Power of Suppliers: Low
Critical components were manufactured in-house, strategically to avoid giving any bargaining power to the suppliers. For the rest of the components purchased, since the supplier’s industries were mature, it may be assumed that the competition in their respective industries were high, leaving no bargaining power with them.
Power of Buyers: Low
Although the switching cost for buyers was low and the consumers were price conscious, the power of buyers was diffused by making products available at various price points with varying quality and features. Few of the buyers (or distribution channels) had some advantage in terms of volume discounts. Per the case, each manufacturer had roughly more than 10 price point variants for each product, based on performance, durability, quality and service.
Threat of Substitutes: Low
Although stationary power tools and non-electric (gas and pneumatic) power tools are substitutes to Portable Electric Power Tool industry, none of them had an attractive price-performance (utility) trade off to influence this industry. They were not so popular and were infrequently available in the market.

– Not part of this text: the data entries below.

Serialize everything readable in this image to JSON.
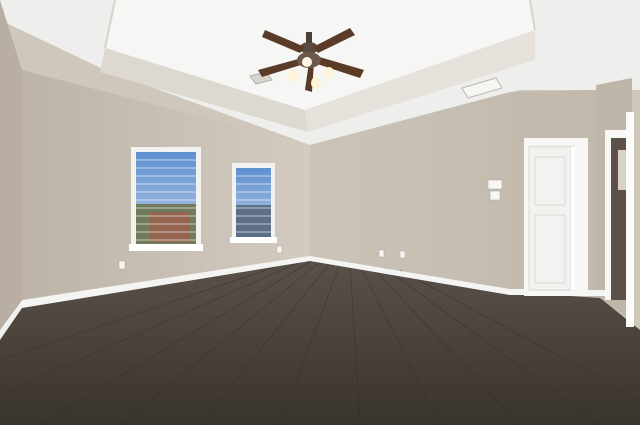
{
  "scene": {
    "description_tag": "empty-room-photo",
    "palette": {
      "ceiling": "#f2f2f0",
      "ceiling_tray": "#f7f7f5",
      "wall_left": "#cdc5ba",
      "wall_back": "#c8c0b3",
      "wall_right": "#c3bbae",
      "trim": "#ffffff",
      "floor_dark": "#3e3832",
      "floor_light": "#5e554c",
      "sky": "#7fa6d8",
      "fan_blade": "#5a3b28",
      "fan_body": "#4a4038"
    }
  }
}
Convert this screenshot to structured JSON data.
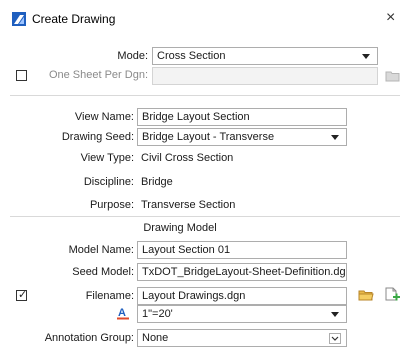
{
  "window": {
    "title": "Create Drawing",
    "close_symbol": "×",
    "app_icon": "bentley-openroads-icon"
  },
  "mode": {
    "label": "Mode:",
    "value": "Cross Section"
  },
  "one_sheet": {
    "label": "One Sheet Per Dgn:",
    "checked": false,
    "value": "",
    "icon": "folder-icon"
  },
  "view_name": {
    "label": "View Name:",
    "value": "Bridge Layout Section"
  },
  "drawing_seed": {
    "label": "Drawing Seed:",
    "value": "Bridge Layout - Transverse"
  },
  "view_type": {
    "label": "View Type:",
    "value": "Civil Cross Section"
  },
  "discipline": {
    "label": "Discipline:",
    "value": "Bridge"
  },
  "purpose": {
    "label": "Purpose:",
    "value": "Transverse Section"
  },
  "drawing_model": {
    "section_title": "Drawing Model",
    "model_name": {
      "label": "Model Name:",
      "value": "Layout Section 01"
    },
    "seed_model": {
      "label": "Seed Model:",
      "value": "TxDOT_BridgeLayout-Sheet-Definition.dgnlib"
    },
    "filename": {
      "label": "Filename:",
      "value": "Layout Drawings.dgn",
      "checked": true,
      "browse_icon": "folder-icon",
      "new_icon": "new-file-plus-icon"
    },
    "annotation_scale": {
      "icon": "annotation-scale-icon",
      "value": "1\"=20'"
    },
    "annotation_group": {
      "label": "Annotation Group:",
      "value": "None"
    }
  },
  "colors": {
    "folder": "#e8b94a",
    "new_plus": "#3aa845",
    "accent_blue": "#1f5fbf"
  }
}
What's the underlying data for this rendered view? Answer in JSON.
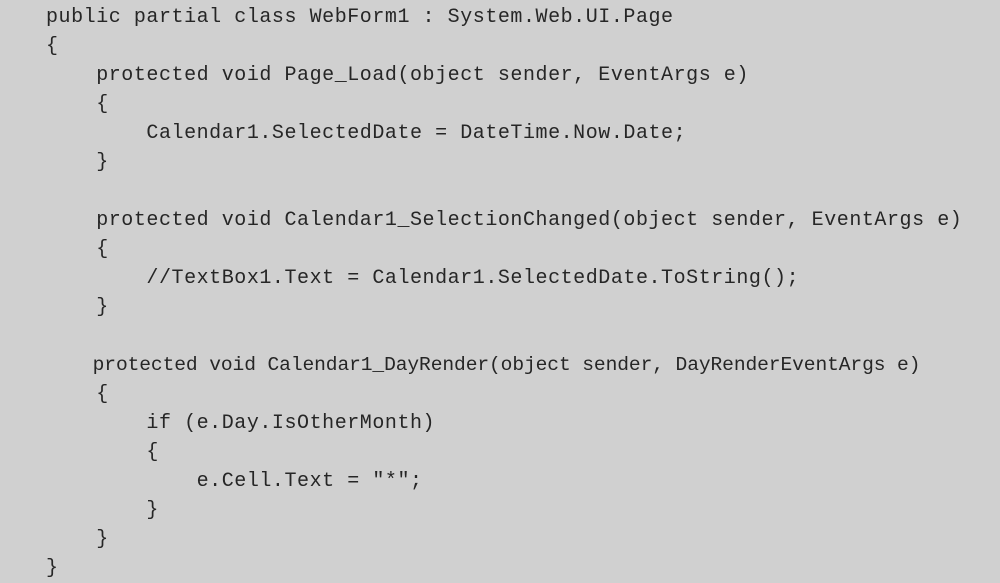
{
  "document": {
    "kind": "source-code-listing",
    "language": "C#",
    "background_color": "#d0d0d0",
    "text_color": "#262626",
    "font_style": "monospace",
    "lines": [
      {
        "n": 1,
        "text": "public partial class WebForm1 : System.Web.UI.Page",
        "indent": 0,
        "condensed": false
      },
      {
        "n": 2,
        "text": "{",
        "indent": 0,
        "condensed": false
      },
      {
        "n": 3,
        "text": "protected void Page_Load(object sender, EventArgs e)",
        "indent": 1,
        "condensed": false
      },
      {
        "n": 4,
        "text": "{",
        "indent": 1,
        "condensed": false
      },
      {
        "n": 5,
        "text": "Calendar1.SelectedDate = DateTime.Now.Date;",
        "indent": 2,
        "condensed": false
      },
      {
        "n": 6,
        "text": "}",
        "indent": 1,
        "condensed": false
      },
      {
        "n": 7,
        "text": "",
        "indent": 0,
        "condensed": false
      },
      {
        "n": 8,
        "text": "protected void Calendar1_SelectionChanged(object sender, EventArgs e)",
        "indent": 1,
        "condensed": false
      },
      {
        "n": 9,
        "text": "{",
        "indent": 1,
        "condensed": false
      },
      {
        "n": 10,
        "text": "//TextBox1.Text = Calendar1.SelectedDate.ToString();",
        "indent": 2,
        "condensed": false
      },
      {
        "n": 11,
        "text": "}",
        "indent": 1,
        "condensed": false
      },
      {
        "n": 12,
        "text": "",
        "indent": 0,
        "condensed": false
      },
      {
        "n": 13,
        "text": "protected void Calendar1_DayRender(object sender, DayRenderEventArgs e)",
        "indent": 1,
        "condensed": true
      },
      {
        "n": 14,
        "text": "{",
        "indent": 1,
        "condensed": false
      },
      {
        "n": 15,
        "text": "if (e.Day.IsOtherMonth)",
        "indent": 2,
        "condensed": false
      },
      {
        "n": 16,
        "text": "{",
        "indent": 2,
        "condensed": false
      },
      {
        "n": 17,
        "text": "e.Cell.Text = \"*\";",
        "indent": 3,
        "condensed": false
      },
      {
        "n": 18,
        "text": "}",
        "indent": 2,
        "condensed": false
      },
      {
        "n": 19,
        "text": "}",
        "indent": 1,
        "condensed": false
      },
      {
        "n": 20,
        "text": "}",
        "indent": 0,
        "condensed": false
      }
    ]
  }
}
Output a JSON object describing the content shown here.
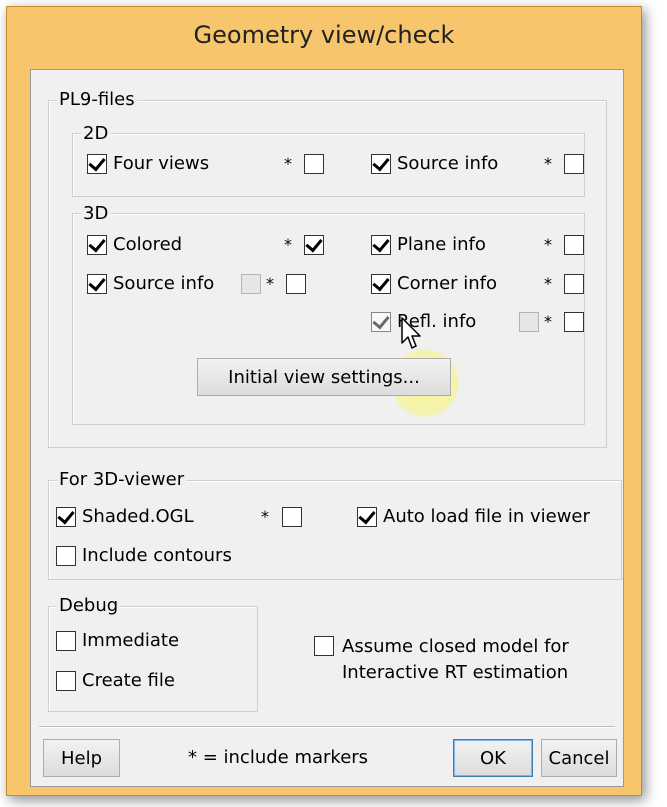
{
  "dialog": {
    "title": "Geometry view/check"
  },
  "pl9": {
    "legend": "PL9-files",
    "group2d": {
      "legend": "2D",
      "four_views": {
        "label": "Four views",
        "checked": true,
        "markers": false
      },
      "source_info": {
        "label": "Source info",
        "checked": true,
        "markers": false
      }
    },
    "group3d": {
      "legend": "3D",
      "colored": {
        "label": "Colored",
        "checked": true,
        "markers": true
      },
      "source_info": {
        "label": "Source info",
        "checked": true,
        "extra_disabled": true,
        "markers": false
      },
      "plane_info": {
        "label": "Plane info",
        "checked": true,
        "markers": false
      },
      "corner_info": {
        "label": "Corner info",
        "checked": true,
        "markers": false
      },
      "refl_info": {
        "label": "Refl. info",
        "checked": true,
        "extra_disabled": true,
        "markers": false
      },
      "initial_view_button": "Initial view settings..."
    }
  },
  "viewer3d": {
    "legend": "For 3D-viewer",
    "shaded_ogl": {
      "label": "Shaded.OGL",
      "checked": true,
      "markers": false
    },
    "auto_load": {
      "label": "Auto load file in viewer",
      "checked": true
    },
    "include_contours": {
      "label": "Include contours",
      "checked": false
    }
  },
  "debug": {
    "legend": "Debug",
    "immediate": {
      "label": "Immediate",
      "checked": false
    },
    "create_file": {
      "label": "Create file",
      "checked": false
    }
  },
  "assume_closed": {
    "line1": "Assume closed model for",
    "line2": "Interactive RT estimation",
    "checked": false
  },
  "star_marker": "*",
  "footer": {
    "help": "Help",
    "note": "* = include markers",
    "ok": "OK",
    "cancel": "Cancel"
  },
  "colors": {
    "frame": "#f6c56c",
    "client": "#f0f0f0",
    "cursor_highlight": "#faf578"
  },
  "cursor": {
    "icon": "arrow-pointer-icon"
  }
}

Rivalry among existing competitors: Moderately high
Competition was largely domestic and the basis of competition was primary on product differentiation in terms of offering multiple product lines with varying quality & features for specific market needs, after-sales service support etc. Companies also advertised jointly with distribution channels and also in media. The industry growth rate was moderate at 8% in industrial market segment and much higher in the consumer market segment.